Ultimately, of course, patent law also is intended to benefit the public by bringing new inventions onto the market and eventually allowing competitors to make and sell these inventions. Patent law thus attempts to balance two contradictory goals, according to the court–”to reward innovators with higher profits and to keep prices reasonable for consumers.”

D.C.’s Excessive Pricing Act upset this delicate balance, the court ruled: “[T]he district has chosen to rebalance the [patent law's] statutory framework of rewards and incentives insofar as it relates to inventive new drugs.”

This was beyond the district’s power, the panel held. “The underlying determination about the proper balance between innovators’ profit and consumer access to medication … is exclusively one for Congress to make,” the court stated. “The act stands as an obstacle to the federal patent law’s balance of objectives as established by Congress. Accordingly, we conclude that it is pre-empted by federal patent law.”

Judicial Interpretation
The decision may have effects far beyond D.C.’s price-control law. “You can read it in a fairly sweeping way–that no [state or local] legislation that impacts on patent rights can stand,” says Michael Gollin, a patent attorney at Venable.
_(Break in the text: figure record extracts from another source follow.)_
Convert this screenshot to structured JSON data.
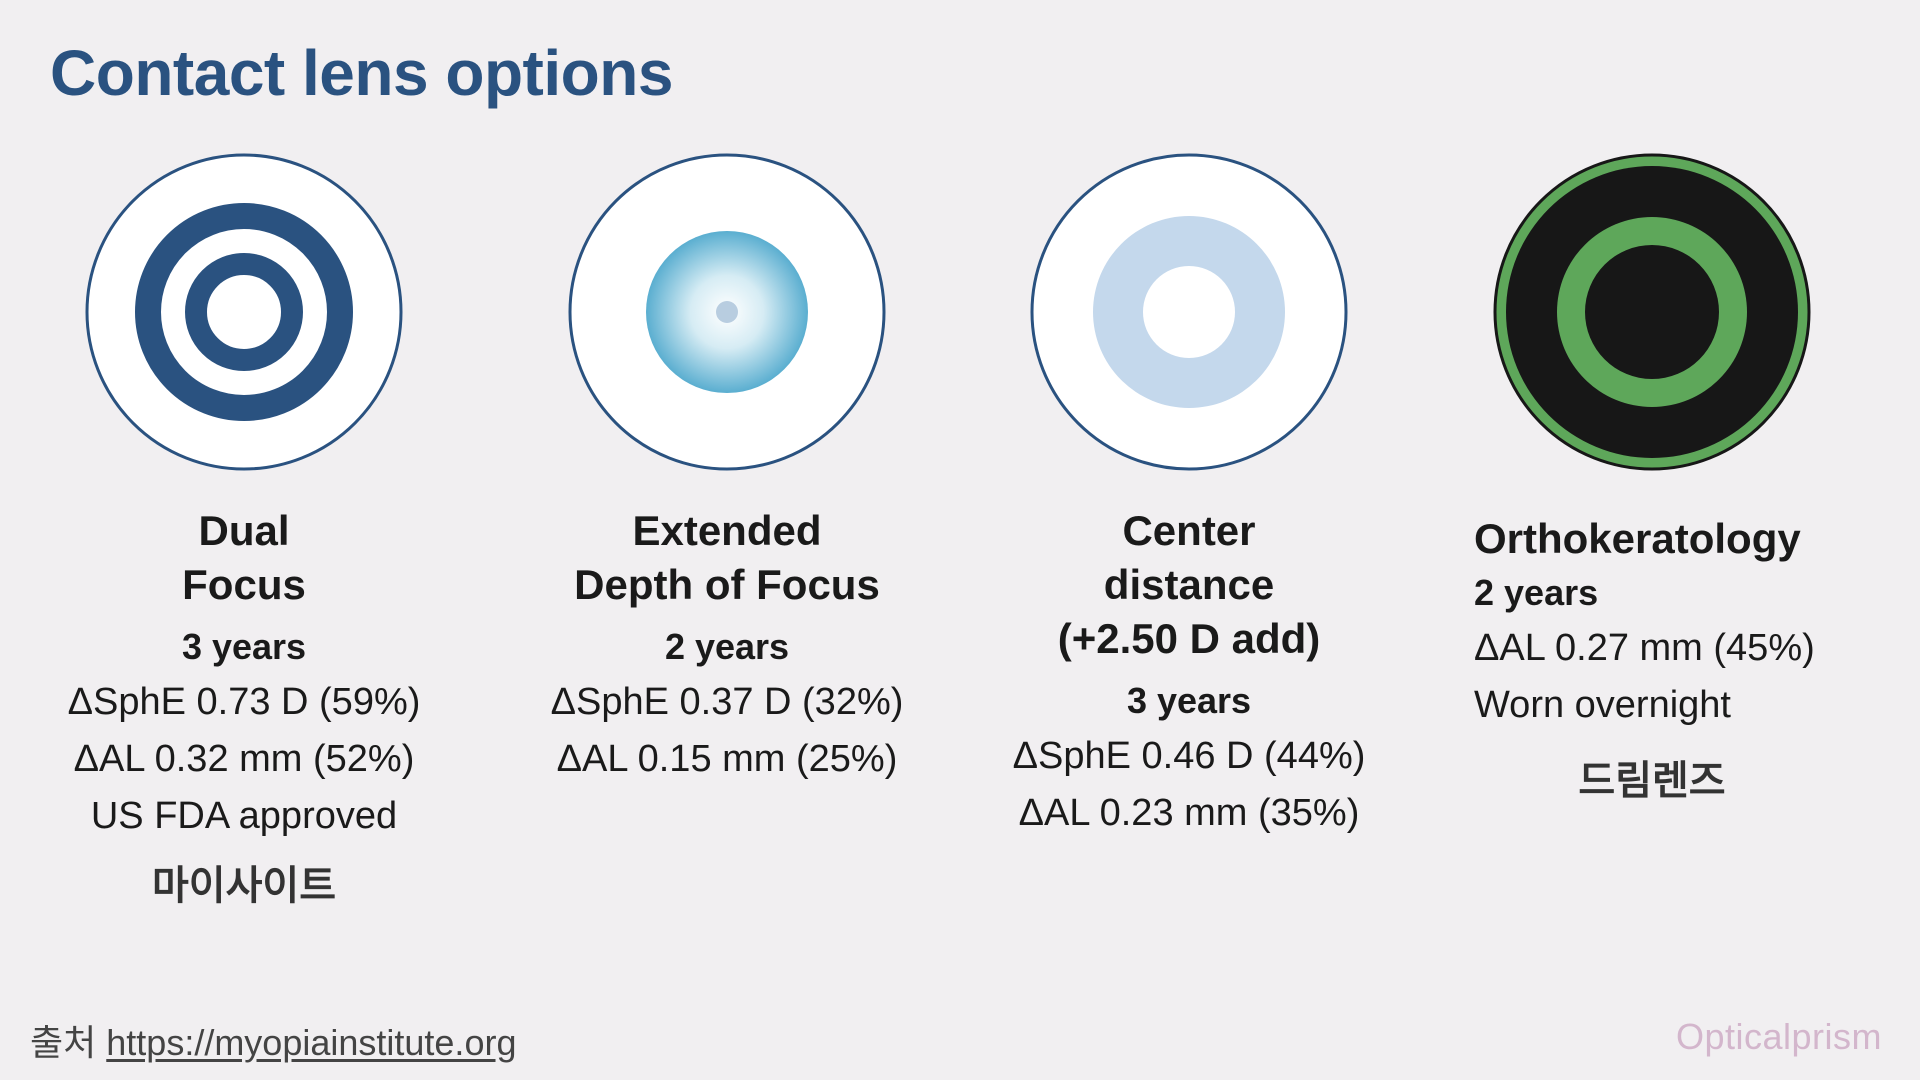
{
  "slide": {
    "title": "Contact lens options"
  },
  "colors": {
    "title": "#2a5280",
    "ring_navy": "#2a5280",
    "gradient_center": "#ffffff",
    "gradient_edge": "#5aaed0",
    "light_blue": "#c4d8ec",
    "ortho_dark": "#171717",
    "ortho_green": "#5ea75a",
    "background": "#f1eff1"
  },
  "options": [
    {
      "icon": "dual-focus-lens-icon",
      "name_lines": [
        "Dual",
        "Focus"
      ],
      "years": "3 years",
      "stats": [
        "ΔSphE 0.73 D (59%)",
        "ΔAL 0.32 mm (52%)",
        "US FDA approved"
      ],
      "brand": "마이사이트"
    },
    {
      "icon": "edof-lens-icon",
      "name_lines": [
        "Extended",
        "Depth of Focus"
      ],
      "years": "2 years",
      "stats": [
        "ΔSphE 0.37 D (32%)",
        "ΔAL 0.15 mm (25%)"
      ],
      "brand": ""
    },
    {
      "icon": "center-distance-lens-icon",
      "name_lines": [
        "Center",
        "distance",
        "(+2.50 D add)"
      ],
      "years": "3 years",
      "stats": [
        "ΔSphE 0.46 D (44%)",
        "ΔAL 0.23 mm (35%)"
      ],
      "brand": ""
    },
    {
      "icon": "orthokeratology-lens-icon",
      "name_lines": [
        "Orthokeratology"
      ],
      "years": "2 years",
      "stats": [
        "ΔAL 0.27 mm (45%)",
        "Worn overnight"
      ],
      "brand": "드림렌즈"
    }
  ],
  "footer": {
    "source_label": "출처",
    "source_url": "https://myopiainstitute.org",
    "brand": "Opticalprism"
  }
}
This would cast a shadow over a range of state and local laws. For instance, price-gouging laws–which forbid companies from boosting prices in the wake of a natural disaster–could be pre-empted under the Federal Circuit’s reasoning because they restrict patentees’ ability to fully exercise their market power. State environmental laws, too, could be struck down when they impose restrictions on the manufacture or sale of patented products. All state and local regulations that cut into patentees’ profits appear to be pre-empted, according to Sarnoff. “That would have massive consequences,” he argues.

Because these consequences are so huge, many experts believe the Federal Circuit panel didn’t really mean everything it stated in its opinion. “The idea of a municipality legislating patent rights was so shocking–the judges may not have given this matter full consideration,” Gollin says.

As a result, the courts might read the decision narrowly and only outlaw state and local laws that restrict just patents. If courts interpret the decision in this fashion, it would have a very limited reach. For instance, a law prohibiting excessive prices might pass muster if it applies to all drugs, not merely patented ones.

D.C. is appealing the Federal Circuit’s ruling, asking for reconsideration en banc. Meanwhile, the ramifications of the court’s decision remain unclear. “Time will tell how this is interpreted,” Gollin says.